All-time great British rower Jack Beresford (born January 1, 1899) won his third and final Olympic gold medal, in the double sculls after golds in two different events in 1924 ( July 17), and 1932 (August 13). Beresford, who was 37 by now, won his first Olympic medal back in 1920 (August 29). He and Leslie 'Dick' Southwood had the same British coach as the German pair. He put all four in lighter boats and gave them the same training methods. Here in Berlin, the Germans beat the Brits in the first round, partly because they nicked a flying start, having noticed that the starter couldn't see round his own megaphone! In the final, Beresford and Southwood deliberately false-started, then held the race up again by taking their sweaters off, then set off as soon as the Germans did. Their winning margin was more than five seconds.
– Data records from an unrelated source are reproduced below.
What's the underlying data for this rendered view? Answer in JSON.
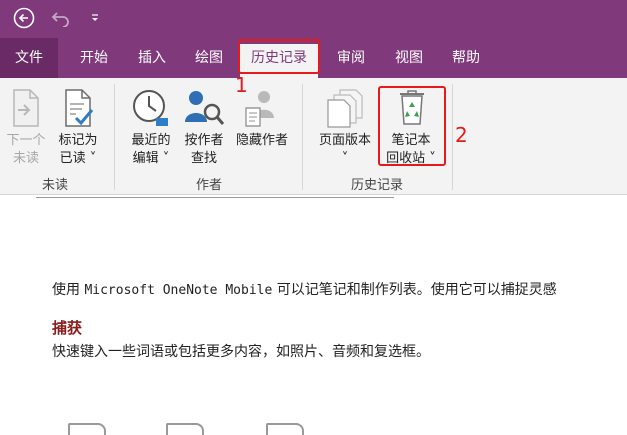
{
  "titlebar": {
    "back_icon": "back-circle-icon",
    "undo_icon": "undo-icon",
    "qat_icon": "customize-quick-access-icon"
  },
  "tabs": [
    {
      "label": "文件"
    },
    {
      "label": "开始"
    },
    {
      "label": "插入"
    },
    {
      "label": "绘图"
    },
    {
      "label": "历史记录"
    },
    {
      "label": "审阅"
    },
    {
      "label": "视图"
    },
    {
      "label": "帮助"
    }
  ],
  "ribbon": {
    "unread_group": {
      "label": "未读",
      "next_unread": {
        "line1": "下一个",
        "line2": "未读"
      },
      "mark_read": {
        "line1": "标记为",
        "line2": "已读 ˅"
      }
    },
    "author_group": {
      "label": "作者",
      "recent_edits": {
        "line1": "最近的",
        "line2": "编辑 ˅"
      },
      "find_by_author": {
        "line1": "按作者",
        "line2": "查找"
      },
      "hide_authors": {
        "line1": "隐藏作者"
      }
    },
    "history_group": {
      "label": "历史记录",
      "page_versions": {
        "line1": "页面版本",
        "line2": "˅"
      },
      "recycle_bin": {
        "line1": "笔记本",
        "line2": "回收站 ˅"
      }
    }
  },
  "annotations": {
    "one": "1",
    "two": "2"
  },
  "page": {
    "para1_prefix": "使用 ",
    "para1_app": "Microsoft OneNote Mobile",
    "para1_suffix": " 可以记笔记和制作列表。使用它可以捕捉灵感",
    "heading": "捕获",
    "para2": "快速键入一些词语或包括更多内容，如照片、音频和复选框。"
  },
  "colors": {
    "brand": "#80397b",
    "annotation": "#e8191b",
    "heading": "#8b1a1a"
  }
}
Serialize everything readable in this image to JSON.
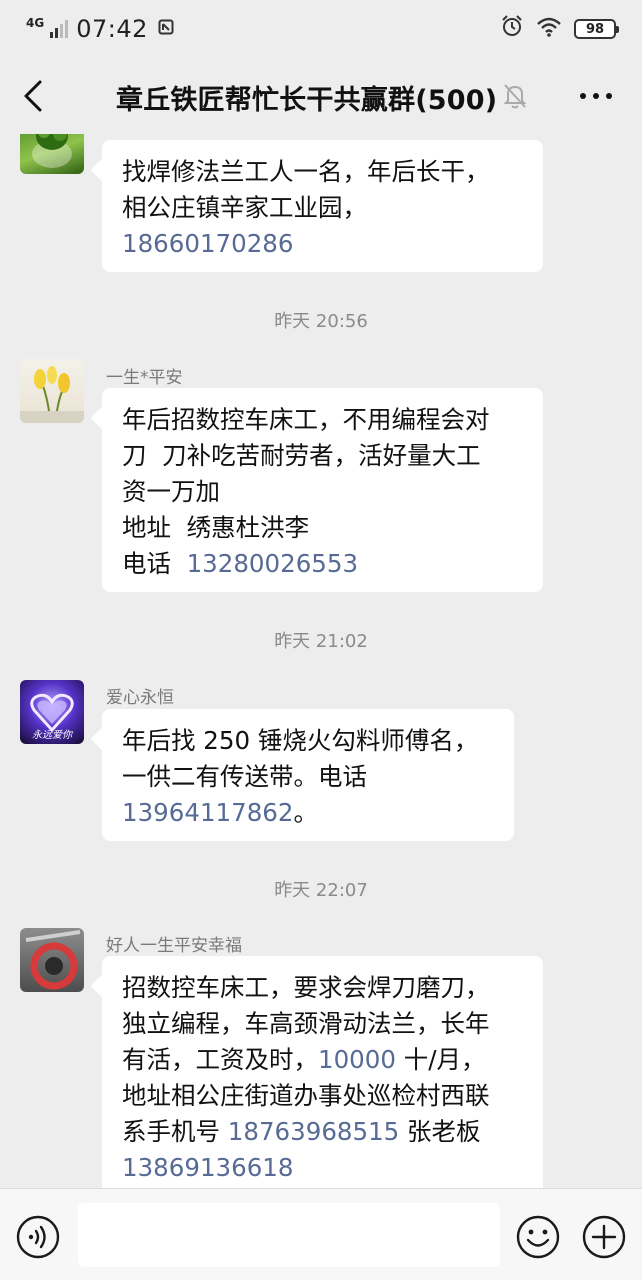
{
  "status_bar": {
    "network": "4G",
    "time": "07:42",
    "battery": "98"
  },
  "header": {
    "title": "章丘铁匠帮忙长干共赢群(500)"
  },
  "messages": [
    {
      "sender": "",
      "lines": [
        [
          {
            "t": "找焊修法兰工人一名，年后长干，"
          }
        ],
        [
          {
            "t": "相公庄镇辛家工业园，"
          }
        ],
        [
          {
            "t": "18660170286",
            "link": true
          }
        ]
      ]
    },
    {
      "timestamp": "昨天 20:56",
      "sender": "一生*平安",
      "lines": [
        [
          {
            "t": "年后招数控车床工，不用编程会对"
          }
        ],
        [
          {
            "t": "刀  刀补吃苦耐劳者，活好量大工"
          }
        ],
        [
          {
            "t": "资一万加"
          }
        ],
        [
          {
            "t": "地址  绣惠杜洪李"
          }
        ],
        [
          {
            "t": "电话  "
          },
          {
            "t": "13280026553",
            "link": true
          }
        ]
      ]
    },
    {
      "timestamp": "昨天 21:02",
      "sender": "爱心永恒",
      "avatar_text": "永远爱你",
      "lines": [
        [
          {
            "t": "年后找 250 锤烧火勾料师傅名，"
          }
        ],
        [
          {
            "t": "一供二有传送带。电话"
          }
        ],
        [
          {
            "t": "13964117862",
            "link": true
          },
          {
            "t": "。"
          }
        ]
      ]
    },
    {
      "timestamp": "昨天 22:07",
      "sender": "好人一生平安幸福",
      "lines": [
        [
          {
            "t": "招数控车床工，要求会焊刀磨刀，"
          }
        ],
        [
          {
            "t": "独立编程，车高颈滑动法兰，长年"
          }
        ],
        [
          {
            "t": "有活，工资及时，"
          },
          {
            "t": "10000",
            "link": true
          },
          {
            "t": " 十/月，"
          }
        ],
        [
          {
            "t": "地址相公庄街道办事处巡检村西联"
          }
        ],
        [
          {
            "t": "系手机号 "
          },
          {
            "t": "18763968515",
            "link": true
          },
          {
            "t": " 张老板"
          }
        ],
        [
          {
            "t": "13869136618",
            "link": true
          }
        ]
      ]
    }
  ],
  "icons": {
    "back": "chevron-left-icon",
    "mute": "bell-off-icon",
    "more": "more-horizontal-icon",
    "voice": "voice-icon",
    "emoji": "emoji-icon",
    "plus": "plus-icon"
  },
  "colors": {
    "background": "#ededed",
    "bubble": "#ffffff",
    "link": "#576b95",
    "timestamp": "#8a8a8a"
  }
}
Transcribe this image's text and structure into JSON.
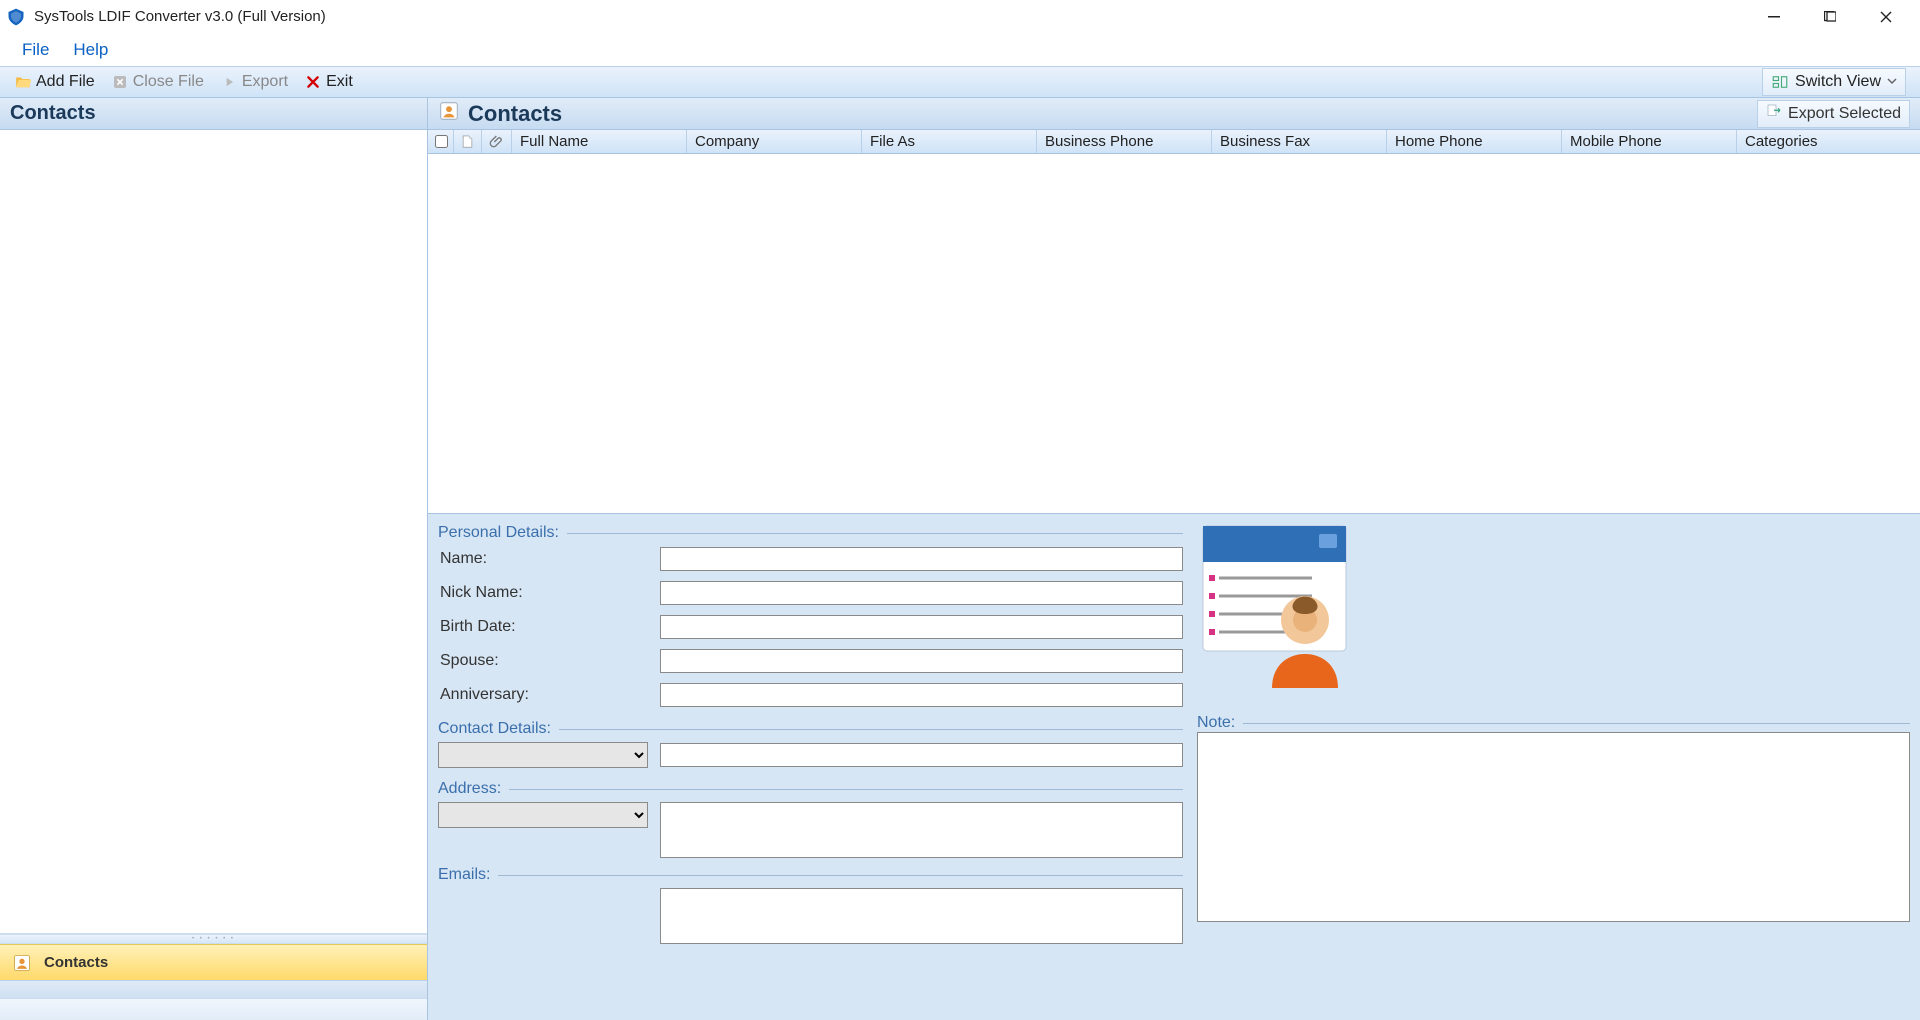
{
  "window": {
    "title": "SysTools LDIF Converter v3.0 (Full Version)"
  },
  "menu": {
    "file": "File",
    "help": "Help"
  },
  "toolbar": {
    "add_file": "Add File",
    "close_file": "Close File",
    "export": "Export",
    "exit": "Exit",
    "switch_view": "Switch View"
  },
  "left_pane": {
    "title": "Contacts",
    "category": "Contacts"
  },
  "contacts_pane": {
    "title": "Contacts",
    "export_selected": "Export Selected",
    "columns": {
      "full_name": "Full Name",
      "company": "Company",
      "file_as": "File As",
      "business_phone": "Business Phone",
      "business_fax": "Business Fax",
      "home_phone": "Home Phone",
      "mobile_phone": "Mobile Phone",
      "categories": "Categories"
    }
  },
  "details": {
    "personal": {
      "group": "Personal Details:",
      "name": "Name:",
      "nick": "Nick Name:",
      "birth": "Birth Date:",
      "spouse": "Spouse:",
      "anniversary": "Anniversary:"
    },
    "contact": {
      "group": "Contact Details:"
    },
    "address": {
      "group": "Address:"
    },
    "emails": {
      "group": "Emails:"
    },
    "note": {
      "group": "Note:"
    }
  }
}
In the same Olympic regatta, France won bronze in the coxed fours. Three of their crew were from the same family, including cox Guy Vandernotte who was only 12.
Zimbabwean golfer Nick Price won two Majors in a row. He holed a 50-foot putt for an eagle on the penultimate hole at the Open, and added the US PGA today, beginning and ending with rounds of 67 and adding a 65 in the second. His finished 11 under par, six shots clear of Corey Pavin and the rest of an outstanding field: the top twelve included ten Major winners. Price had won the event two years earlier (August 16).
Lanny Wadkins won the US PGA on the same day in 1977. In the final round, he made up six shots on Gene Littler, who bogeyed five out of six holes on the back nine. Wadkins made his only birdie of the round at the very last hole, then won at the third hole of the first sudden-death play-off in any Major.
Kosuke Kitajima completed the Olympic double double. Winner of both breaststroke events at the 2004 games, Japan's top swimmer did the same today, adding an Olympic record in the 200 metres to the world record he set in the 100. Hugues Duboscq of France won his third bronze in the four events.
Talking of national icons, David Campese scored his first try for Australia. On his debut against New Zealand in Christchurch, he went over in the second half. But Australia couldn't come back from being 19-3 down at half-time and conceded four tries in losing 23-16. In the next match of the series, in Wellington a fortnight later, Campo scored another try. This time it was Australia who led 19-3 at the interval, holding out to win 19-16. Campese set a new world record with his 25th try (June 13, 1987) and scored his 64th and last in 1996 (June 29).
Jim Corbett's last pro fight. The classically skilful boxer of his age, a master of footwork with a crisp punch, he won the first ever world heavyweight title bout with gloves (September 7,1892), which was appropriate: Gentleman Jim was a dandy outside the ring and wouldn't soil his hands inside one. He lost the title to Britain's finest in 1897 (March 17) and this was his second attempt at regaining it from big Jim Jeffries, who outweighed him by 30 pounds. In their first fight (May 11, 1900), Corbett had outboxed the slab of meat for 22 rounds before being worn down when a points victory was in sight. Now he was nearly 37 and not as nimble. He took some heavy punishment before his chief second threw in the towel. Actually, being Gentleman Jim, it was a large fan shaped like a palm leaf. Going out in style.